I’m not sure how you’d demonstrate the pleasant “after” effects they mention in bold italic, but it sounds hilarious. “Hey Mom, Grampa’s not grumpy anymore!” My friend Mike had a genius idea for a laxative commercial. It was simple visually, cutting from one closed bathroom door to another to another. To this he wanted to add the music and refrain from The Drifters’ “This Magic Moment,” and then reveal the Ex-Lax logo at the end. It would have been a memorable spot, but you’d never hear the song quite the same way again.
Later in the binder, there are seven more pages of laxative do’s and don’ts.
In the “Drugs and Devices” section, we are told that “Smoking mentholated cigarettes will have no beneficial effect on colds or coughs.” Good to know. Also, “the advertising of cigarettes should not be presented in a manner to convey the impression that cigarette smoking is important to the development of the youth of our country.”
Also:
“The sale of dental plates by mail is neither a practical nor safe procedure, such offers should not be advertised to the public.”
“Despite all claims to the contrary, no preparation or treatment has yet been discovered which will revive hair color once the pigment is gone.”
“Radioactive Waters: A product that does contain any appreciable amount of radium is extremely dangerous to use except under the care of a competent physician.”
“Turtle oil creams process no rejuvenating or other special qualities.”
“Ozone generators should not be advertised as effective germicides.”
“Devices resembling fountain pens or pencils but designed to expel tear gas have been advertised to the public to afford harmless protection against holdups, vicious dogs, etc.
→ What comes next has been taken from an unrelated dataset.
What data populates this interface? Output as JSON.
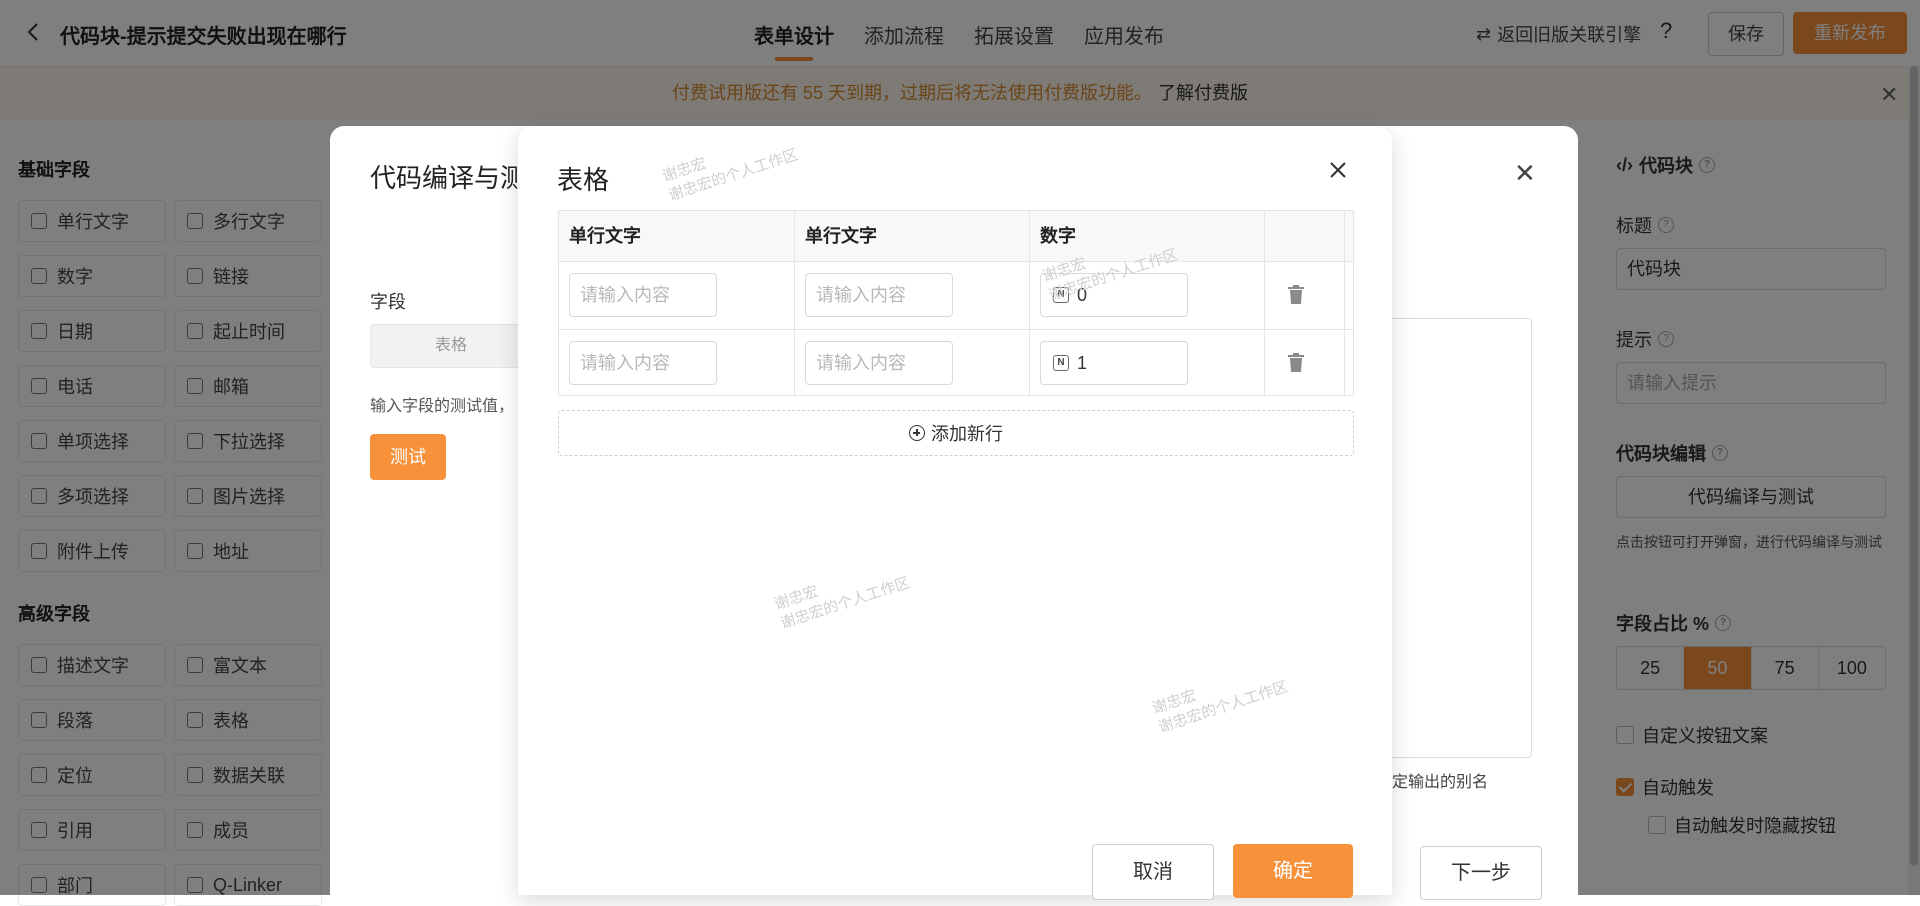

The advertising has neglected to state that purchasers of such devices may automatically become lawbreakers in many parts of the country.”
“Kelp is worthless in the treatment of obesity.”
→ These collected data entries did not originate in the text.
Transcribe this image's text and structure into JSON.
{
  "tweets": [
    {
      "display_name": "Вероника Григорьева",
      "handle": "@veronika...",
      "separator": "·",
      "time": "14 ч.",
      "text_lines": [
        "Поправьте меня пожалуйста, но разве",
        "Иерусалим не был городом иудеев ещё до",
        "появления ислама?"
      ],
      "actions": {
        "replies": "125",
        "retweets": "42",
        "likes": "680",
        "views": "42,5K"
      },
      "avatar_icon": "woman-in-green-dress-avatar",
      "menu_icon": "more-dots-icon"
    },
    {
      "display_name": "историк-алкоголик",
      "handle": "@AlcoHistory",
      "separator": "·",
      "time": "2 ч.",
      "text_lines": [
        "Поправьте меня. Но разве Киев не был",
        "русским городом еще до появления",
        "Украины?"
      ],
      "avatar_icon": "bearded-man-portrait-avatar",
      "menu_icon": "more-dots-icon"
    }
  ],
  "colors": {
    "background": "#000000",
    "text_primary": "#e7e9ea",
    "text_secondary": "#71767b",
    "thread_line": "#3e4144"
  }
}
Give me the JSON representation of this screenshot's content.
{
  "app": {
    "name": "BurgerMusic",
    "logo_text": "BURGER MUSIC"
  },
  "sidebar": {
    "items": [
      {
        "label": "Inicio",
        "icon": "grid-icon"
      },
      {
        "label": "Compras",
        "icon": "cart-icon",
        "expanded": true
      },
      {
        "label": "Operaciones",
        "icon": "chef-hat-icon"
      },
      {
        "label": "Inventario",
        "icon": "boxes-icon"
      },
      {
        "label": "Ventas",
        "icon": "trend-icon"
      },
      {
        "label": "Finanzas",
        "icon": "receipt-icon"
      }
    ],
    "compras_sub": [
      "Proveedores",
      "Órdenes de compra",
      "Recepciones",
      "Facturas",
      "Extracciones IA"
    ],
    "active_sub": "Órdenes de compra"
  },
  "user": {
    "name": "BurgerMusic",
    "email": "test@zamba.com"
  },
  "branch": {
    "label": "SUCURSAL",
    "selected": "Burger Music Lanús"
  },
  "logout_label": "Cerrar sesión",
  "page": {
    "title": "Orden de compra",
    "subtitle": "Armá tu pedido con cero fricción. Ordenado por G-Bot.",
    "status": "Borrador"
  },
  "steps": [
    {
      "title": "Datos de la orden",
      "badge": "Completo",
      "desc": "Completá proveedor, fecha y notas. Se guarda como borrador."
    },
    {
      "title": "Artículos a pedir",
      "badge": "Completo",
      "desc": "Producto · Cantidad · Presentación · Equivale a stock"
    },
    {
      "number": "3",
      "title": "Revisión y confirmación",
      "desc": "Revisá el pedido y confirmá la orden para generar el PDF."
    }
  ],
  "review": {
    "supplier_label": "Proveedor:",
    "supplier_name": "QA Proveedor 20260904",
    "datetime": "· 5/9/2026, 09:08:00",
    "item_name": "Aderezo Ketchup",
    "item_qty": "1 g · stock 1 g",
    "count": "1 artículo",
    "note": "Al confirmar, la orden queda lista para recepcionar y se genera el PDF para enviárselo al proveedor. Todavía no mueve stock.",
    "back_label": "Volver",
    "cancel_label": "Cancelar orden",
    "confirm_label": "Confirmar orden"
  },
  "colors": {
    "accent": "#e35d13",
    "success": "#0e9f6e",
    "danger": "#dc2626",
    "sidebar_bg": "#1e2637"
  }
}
“Although the purpose of using seat belts is to help protect against injury or death, seat belt advertising shall project their advantages in protecting against injury without resulting to purely “scare” type advertising.”
That last directive is insane — choosing “decorum” over saving lives. But the networks probably didn’t want anybody harshing their “Beverly Hillbillies” vibe. And their biggest advertisers, car manufacturers, didn’t want to remind people that in 1966, 50,894 people died in traffic accidents.
The binder was meant to be updated with new pages as best practices changed. And it was hoped that this new-found effort to tell the truth would “stimulate an improvement in relations between advertising and the public,” an ambitious goal not fully realized.
Having worked as an advertising copywriter for years, I can say that we are never asked to say anything untrue, nor do we want to. Clients don’t want to make one sale to a customer, but many, over many years. Telling people the truth is the most powerful way we have of doing that.
That insight came from 1960s ad folks presenting the truth in fresh, witty, and meaningful ways that respected the intelligence of the viewer. Bill Bernbach, George Lois, and Shirley Polykoff weren’t leafing through this binder looking for ideas.
In any case it seems like this “Do’s and Don’t’s” was put on a shelf and never looked at again. The last of the updates was added in 1966. The pages are unmarked, with no underlining, dog ears, or marginalia. Decades old, they look fresh off the printer.
Anyway, if you have any questions about “Fiber Content Disclosure in Hosiery,” “so-called miracle Socket TV Antennas,” or “describing a non-lumber product as wood,” feel free to reach out. I have the information you need. And it’s been waiting 60 years for you.